Seven. I imagine the fifteen or twenty excess pounds I carry on my body will keep me from qualifying for American Ninja Warrior. I can live with that. I really should lose five or ten, though. I periodically fret over that.

Eight. Back to taekwondo… it’s the first time in my life I felt like an athlete and discovered my skill. Whenever I’m training in a way that supports that, or is reminiscent of that, I feel better. Training to solely to be stronger, or a little bit bigger, or better-appearing, or to do crazy poses or an impressive movement, ultimately doesn’t do it for me, in isolation at least. JJ gets it; thanks, JJ! (More on that in the very near future.)

Nine. I tend to compare, which has been a tremendous thief of joy in my life. I now look to be inspired by the right people for the right reasons, and to feel like I’ve joined into community with the right people. In those instances there is no comparison; it’s all community, sharing and support. Thank you Kantilal Chiba for being in community with me! I know you’re having fun and training for all the right reasons. You and Spiderman.

Ten. As Bryan Kest notes in one of my favorite yoga videos, “strength builds in increments, flexibility builds in increments.” Even if I am ultimately on a slow decline to becoming fertilizer, I try to maintain patience and acceptance. Regardless of age, writing a novel happens one page at a time.

Eleven. If the rest of my life — work, relationships, spirituality — is in harmony then my physical activity feels in harmony. When I’m unsettled with my physical activity, I know the real work has to happen in my mental-emotional-spiritual realm. With acknowledgement to my Taekwondo Great Grand Master, “The mind and body travel together.”

Twelve. It’s OK to occasionally want to show off, feel good about an accomplishment, share what I’m doing, do a cool party trick. That’s healthy ego. As long as it’s just sometimes and not a constant drive, it’s OK.
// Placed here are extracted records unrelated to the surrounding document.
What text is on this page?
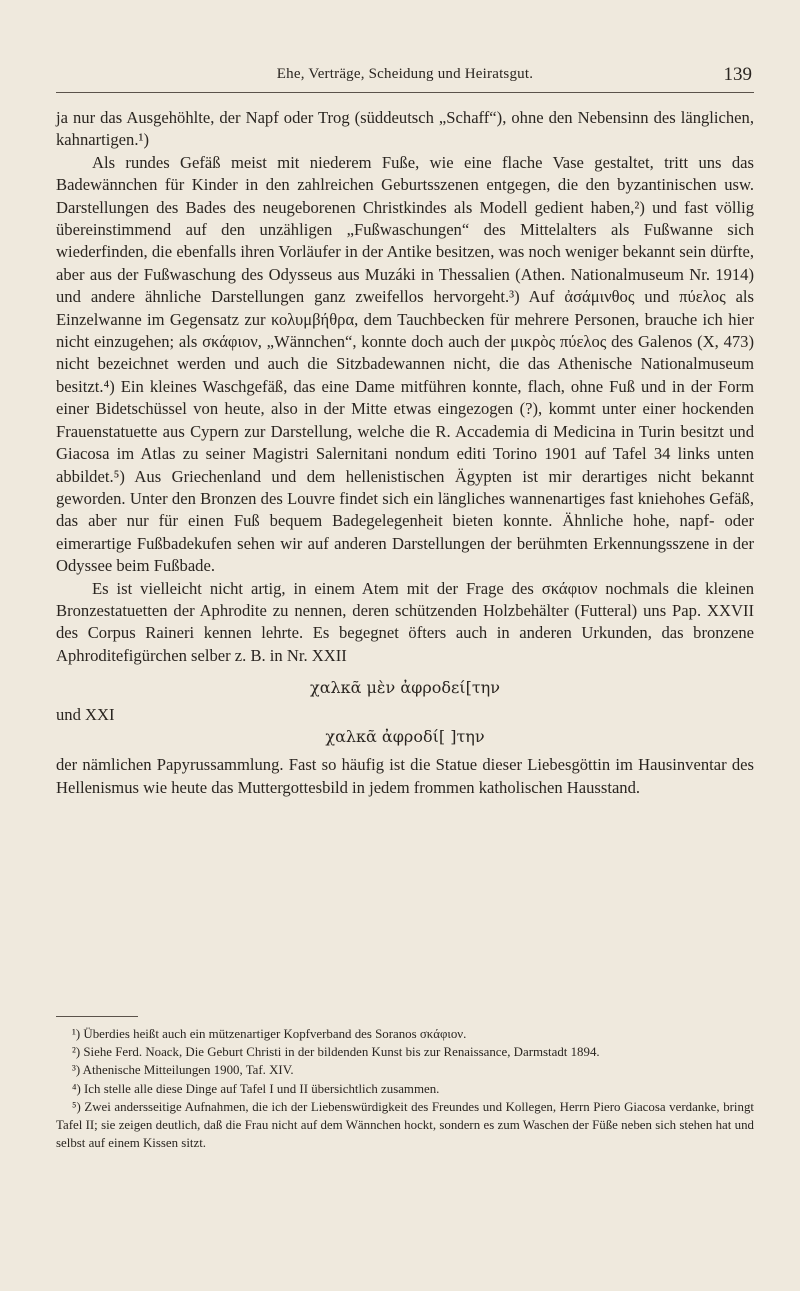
Ehe, Verträge, Scheidung und Heiratsgut.	139

ja nur das Ausgehöhlte, der Napf oder Trog (süddeutsch „Schaff“), ohne den Nebensinn des länglichen, kahnartigen.¹)

Als rundes Gefäß meist mit niederem Fuße, wie eine flache Vase gestaltet, tritt uns das Badewännchen für Kinder in den zahlreichen Geburtsszenen entgegen, die den byzantinischen usw. Darstellungen des Bades des neugeborenen Christkindes als Modell gedient haben,²) und fast völlig übereinstimmend auf den unzähligen „Fußwaschungen“ des Mittelalters als Fußwanne sich wiederfinden, die ebenfalls ihren Vorläufer in der Antike besitzen, was noch weniger bekannt sein dürfte, aber aus der Fußwaschung des Odysseus aus Muzáki in Thessalien (Athen. Nationalmuseum Nr. 1914) und andere ähnliche Darstellungen ganz zweifellos hervorgeht.³) Auf ἀσάμινθος und πύελος als Einzelwanne im Gegensatz zur κολυμβήθρα, dem Tauchbecken für mehrere Personen, brauche ich hier nicht einzugehen; als σκάφιον, „Wännchen“, konnte doch auch der μικρὸς πύελος des Galenos (X, 473) nicht bezeichnet werden und auch die Sitzbadewannen nicht, die das Athenische Nationalmuseum besitzt.⁴) Ein kleines Waschgefäß, das eine Dame mitführen konnte, flach, ohne Fuß und in der Form einer Bidetschüssel von heute, also in der Mitte etwas eingezogen (?), kommt unter einer hockenden Frauenstatuette aus Cypern zur Darstellung, welche die R. Accademia di Medicina in Turin besitzt und Giacosa im Atlas zu seiner Magistri Salernitani nondum editi Torino 1901 auf Tafel 34 links unten abbildet.⁵) Aus Griechenland und dem hellenistischen Ägypten ist mir derartiges nicht bekannt geworden. Unter den Bronzen des Louvre findet sich ein längliches wannenartiges fast kniehohes Gefäß, das aber nur für einen Fuß bequem Badegelegenheit bieten konnte. Ähnliche hohe, napf- oder eimerartige Fußbadekufen sehen wir auf anderen Darstellungen der berühmten Erkennungsszene in der Odyssee beim Fußbade.

Es ist vielleicht nicht artig, in einem Atem mit der Frage des σκάφιον nochmals die kleinen Bronzestatuetten der Aphrodite zu nennen, deren schützenden Holzbehälter (Futteral) uns Pap. XXVII des Corpus Raineri kennen lehrte. Es begegnet öfters auch in anderen Urkunden, das bronzene Aphroditefigürchen selber z. B. in Nr. XXII

χαλκᾶ μὲν ἀφροδεί[την

und XXI

χαλκᾶ ἀφροδί[ ]την

der nämlichen Papyrussammlung. Fast so häufig ist die Statue dieser Liebesgöttin im Hausinventar des Hellenismus wie heute das Muttergottesbild in jedem frommen katholischen Hausstand.

¹) Überdies heißt auch ein mützenartiger Kopfverband des Soranos σκάφιον.

²) Siehe Ferd. Noack, Die Geburt Christi in der bildenden Kunst bis zur Renaissance, Darmstadt 1894.

³) Athenische Mitteilungen 1900, Taf. XIV.

⁴) Ich stelle alle diese Dinge auf Tafel I und II übersichtlich zusammen.

⁵) Zwei andersseitige Aufnahmen, die ich der Liebenswürdigkeit des Freundes und Kollegen, Herrn Piero Giacosa verdanke, bringt Tafel II; sie zeigen deutlich, daß die Frau nicht auf dem Wännchen hockt, sondern es zum Waschen der Füße neben sich stehen hat und selbst auf einem Kissen sitzt.
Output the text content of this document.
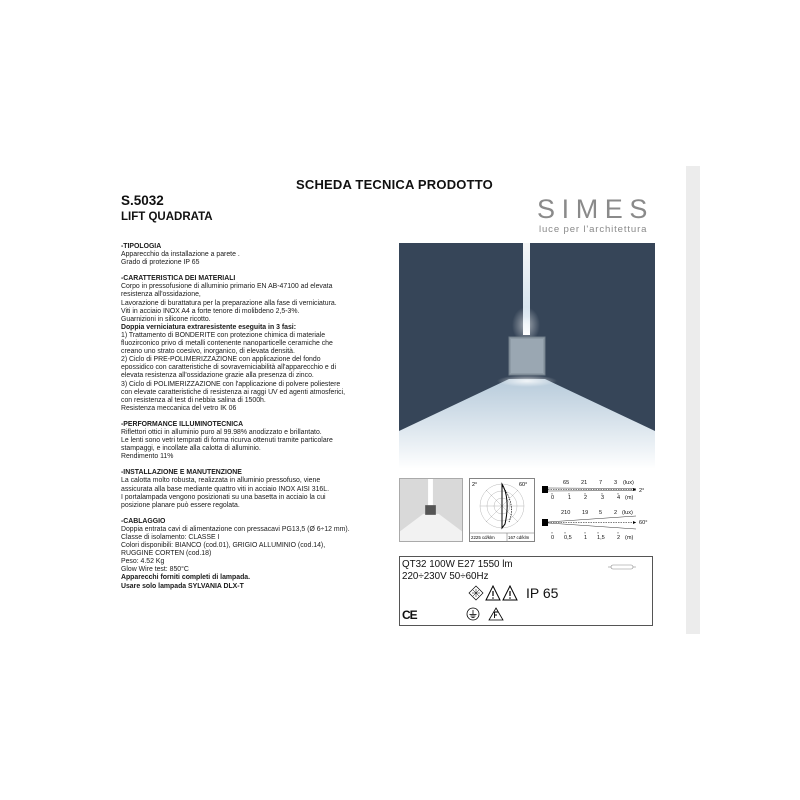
SCHEDA TECNICA PRODOTTO
S.5032
LIFT QUADRATA	SIMES
luce per l'architettura
-TIPOLOGIA
Apparecchio da installazione a parete .
Grado di protezione IP 65
-CARATTERISTICA DEI MATERIALI
Corpo in pressofusione di alluminio primario EN AB-47100 ad elevata
resistenza all'ossidazione,
Lavorazione di burattatura per la preparazione alla fase di verniciatura.
Viti in acciaio INOX A4 a forte tenore di molibdeno 2,5-3%.
Guarnizioni in silicone ricotto.
Doppia verniciatura extraresistente eseguita in 3 fasi:
1) Trattamento di BONDERITE con protezione chimica di materiale
fluozirconico privo di metalli contenente nanoparticelle ceramiche che
creano uno strato coesivo, inorganico, di elevata densità.
2) Ciclo di PRE-POLIMERIZZAZIONE con applicazione del fondo
epossidico con caratteristiche di sovraverniciabilità all'apparecchio e di
elevata resistenza all'ossidazione grazie alla presenza di zinco.
3) Ciclo di POLIMERIZZAZIONE con l'applicazione di polvere poliestere
con elevate caratteristiche di resistenza ai raggi UV ed agenti atmosferici,
con resistenza al test di nebbia salina di 1500h.
Resistenza meccanica del vetro IK 06
-PERFORMANCE ILLUMINOTECNICA
Riflettori ottici in alluminio puro al 99.98% anodizzato e brillantato.
Le lenti sono vetri temprati di forma ricurva ottenuti tramite particolare
stampaggi, e incollate alla calotta di alluminio.
Rendimento 11%
-INSTALLAZIONE E MANUTENZIONE
La calotta molto robusta, realizzata in alluminio pressofuso, viene
assicurata alla base mediante quattro viti in acciaio INOX AISI 316L.
I portalampada vengono posizionati su una basetta in acciaio la cui
posizione planare può essere regolata.
-CABLAGGIO
Doppia entrata cavi di alimentazione con pressacavi PG13,5 (Ø 6÷12 mm).
Classe di isolamento: CLASSE I
Colori disponibili: BIANCO (cod.01), GRIGIO ALLUMINIO (cod.14),
RUGGINE CORTEN (cod.18)
Peso: 4.52 Kg
Glow Wire test: 850°C
Apparecchi forniti completi di lampada.
Usare solo lampada SYLVANIA DLX-T
2°	60°
2225 cd/klm	167 cd/klm
65 21 7 3 (lux)
2°
0 1 2 3 4 (m)
210 19 5 2 (lux)
60°
0 0,5 1 1,5 2 (m)
QT32 100W E27 1550 lm
220÷230V 50÷60Hz
IP 65
CE
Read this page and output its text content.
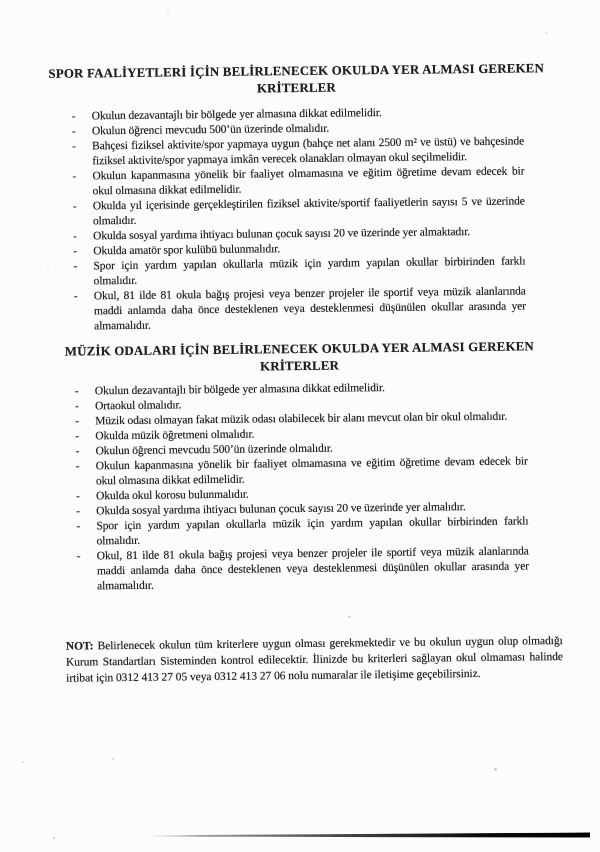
SPOR FAALİYETLERİ İÇİN BELİRLENECEK OKULDA YER ALMASI GEREKEN
KRİTERLER
-	Okulun dezavantajlı bir bölgede yer almasına dikkat edilmelidir.
-	Okulun öğrenci mevcudu 500’ün üzerinde olmalıdır.
-	Bahçesi fiziksel aktivite/spor yapmaya uygun (bahçe net alanı 2500 m² ve üstü) ve bahçesinde fiziksel aktivite/spor yapmaya imkân verecek olanakları olmayan okul seçilmelidir.
-	Okulun kapanmasına yönelik bir faaliyet olmamasına ve eğitim öğretime devam edecek bir okul olmasına dikkat edilmelidir.
-	Okulda yıl içerisinde gerçekleştirilen fiziksel aktivite/sportif faaliyetlerin sayısı 5 ve üzerinde olmalıdır.
-	Okulda sosyal yardıma ihtiyacı bulunan çocuk sayısı 20 ve üzerinde yer almaktadır.
-	Okulda amatör spor kulübü bulunmalıdır.
-	Spor için yardım yapılan okullarla müzik için yardım yapılan okullar birbirinden farklı olmalıdır.
-	Okul, 81 ilde 81 okula bağış projesi veya benzer projeler ile sportif veya müzik alanlarında maddi anlamda daha önce desteklenen veya desteklenmesi düşünülen okullar arasında yer almamalıdır.
MÜZİK ODALARI İÇİN BELİRLENECEK OKULDA YER ALMASI GEREKEN
KRİTERLER
-	Okulun dezavantajlı bir bölgede yer almasına dikkat edilmelidir.
-	Ortaokul olmalıdır.
-	Müzik odası olmayan fakat müzik odası olabilecek bir alanı mevcut olan bir okul olmalıdır.
-	Okulda müzik öğretmeni olmalıdır.
-	Okulun öğrenci mevcudu 500’ün üzerinde olmalıdır.
-	Okulun kapanmasına yönelik bir faaliyet olmamasına ve eğitim öğretime devam edecek bir okul olmasına dikkat edilmelidir.
-	Okulda okul korosu bulunmalıdır.
-	Okulda sosyal yardıma ihtiyacı bulunan çocuk sayısı 20 ve üzerinde yer almalıdır.
-	Spor için yardım yapılan okullarla müzik için yardım yapılan okullar birbirinden farklı olmalıdır.
-	Okul, 81 ilde 81 okula bağış projesi veya benzer projeler ile sportif veya müzik alanlarında maddi anlamda daha önce desteklenen veya desteklenmesi düşünülen okullar arasında yer almamalıdır.

NOT: Belirlenecek okulun tüm kriterlere uygun olması gerekmektedir ve bu okulun uygun olup olmadığı Kurum Standartları Sisteminden kontrol edilecektir. İlinizde bu kriterleri sağlayan okul olmaması halinde irtibat için 0312 413 27 05 veya 0312 413 27 06 nolu numaralar ile iletişime geçebilirsiniz.
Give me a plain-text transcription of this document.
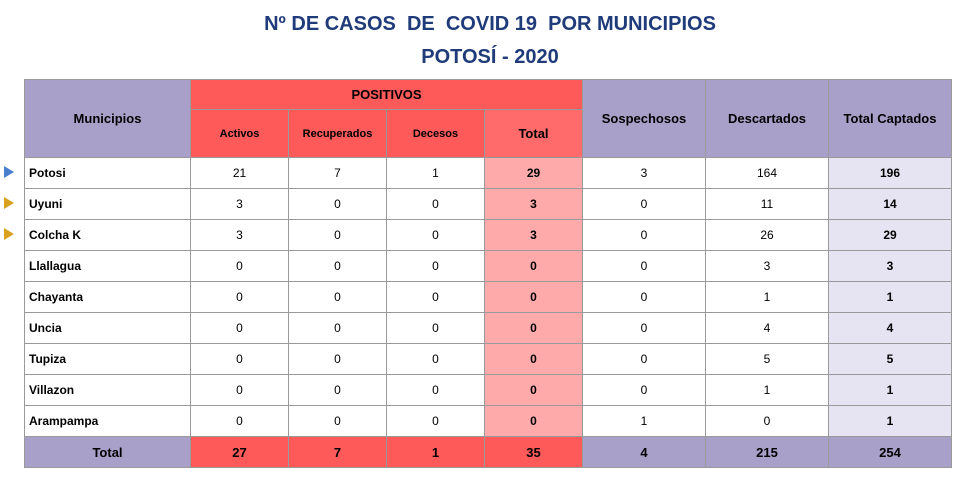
Nº DE CASOS  DE  COVID 19  POR MUNICIPIOS
POTOSÍ - 2020
Municipios	POSITIVOS				Sospechosos	Descartados	Total Captados
	Activos	Recuperados	Decesos	Total			
Potosi	21	7	1	29	3	164	196
Uyuni	3	0	0	3	0	11	14
Colcha K	3	0	0	3	0	26	29
Llallagua	0	0	0	0	0	3	3
Chayanta	0	0	0	0	0	1	1
Uncia	0	0	0	0	0	4	4
Tupiza	0	0	0	0	0	5	5
Villazon	0	0	0	0	0	1	1
Arampampa	0	0	0	0	1	0	1
Total	27	7	1	35	4	215	254
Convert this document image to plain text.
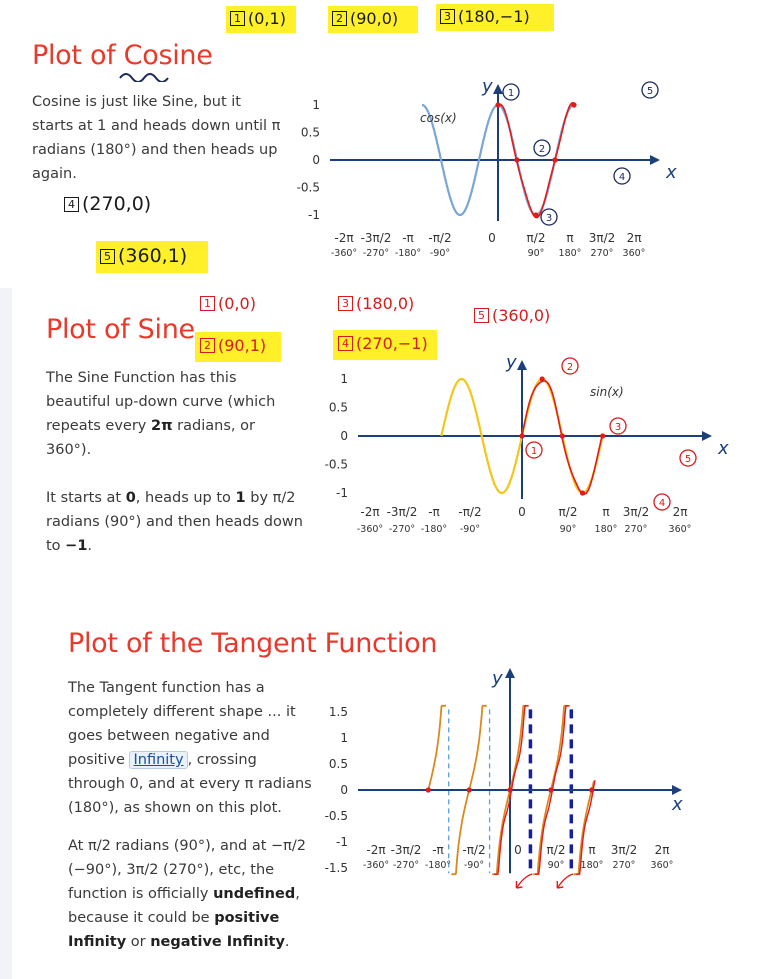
1 (0,1)	2 (90,0)	3 (180,−1)
Plot of Cosine

Cosine is just like Sine, but it starts at 1 and heads down until π radians (180°) and then heads up again.

4 (270,0)
5 (360,1)
1
0.5
0
-0.5
-1
x
y 1
2
3
4
5
cos(x)
-2π -3π/2 -π -π/2	0	π/2 π 3π/2 2π
-360° -270° -180° -90°	90° 180° 270° 360°
1 (0,0)
2 (90,1)
3 (180,0)
4 (270,−1)
5 (360,0)
Plot of Sine

The Sine Function has this beautiful up-down curve (which repeats every 2π radians, or 360°).

It starts at 0, heads up to 1 by π/2 radians (90°) and then heads down to −1.

1
0.5
0
-0.5
-1
x
y
1
2
3
4
5
sin(x)
-2π -3π/2 -π -π/2	0	π/2 π 3π/2 2π
-360° -270° -180° -90°	90° 180° 270° 360°
Plot of the Tangent Function

The Tangent function has a completely different shape ... it goes between negative and positive Infinity , crossing through 0, and at every π radians (180°), as shown on this plot.

At π/2 radians (90°), and at −π/2 (−90°), 3π/2 (270°), etc, the function is officially undefined, because it could be positive Infinity or negative Infinity.

1.5
1
0.5
0
-0.5
-1
-1.5
x
y
-2π -3π/2 -π -π/2 0 π/2 π 3π/2 2π
-360° -270° -180° -90°	90° 180° 270° 360°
Thirteen. I want my movement, and my life for that matter, to contribute to leaving a legacy, of having been of value to others in some way that endures. When it’s only about how I feel or how I end up, then I know I’m going about it wrong. Somehow, it’s got to serve and endure. Right now, that’s with maintaining a presence as an active grandpa to my grandchildren, and in my contributions to my students who are blind. And, maybe, it might also be to nudge a few other grandpas to a bit more wellness and fulfillment via movement.

Published by

Chris Correia

I live in Northern Minnesota, am a Massachusetts native, a 35-year husband, a grandpa, a former taekwondo instructor, a bit of a yoga guy, a student of Ignatian spirituality, a good-natured joker, and I now work with blind teens and adults.

2 thoughts on “A Fibonacci Number of Grandpa Truths”

  1. Love this, Chris.
    The unedited script of your perspective gives company to many thoughts all of us (your readers) have. Feels good to hear it from voices other than the ones in our own head sometimes 💛. Thanks for sharing !!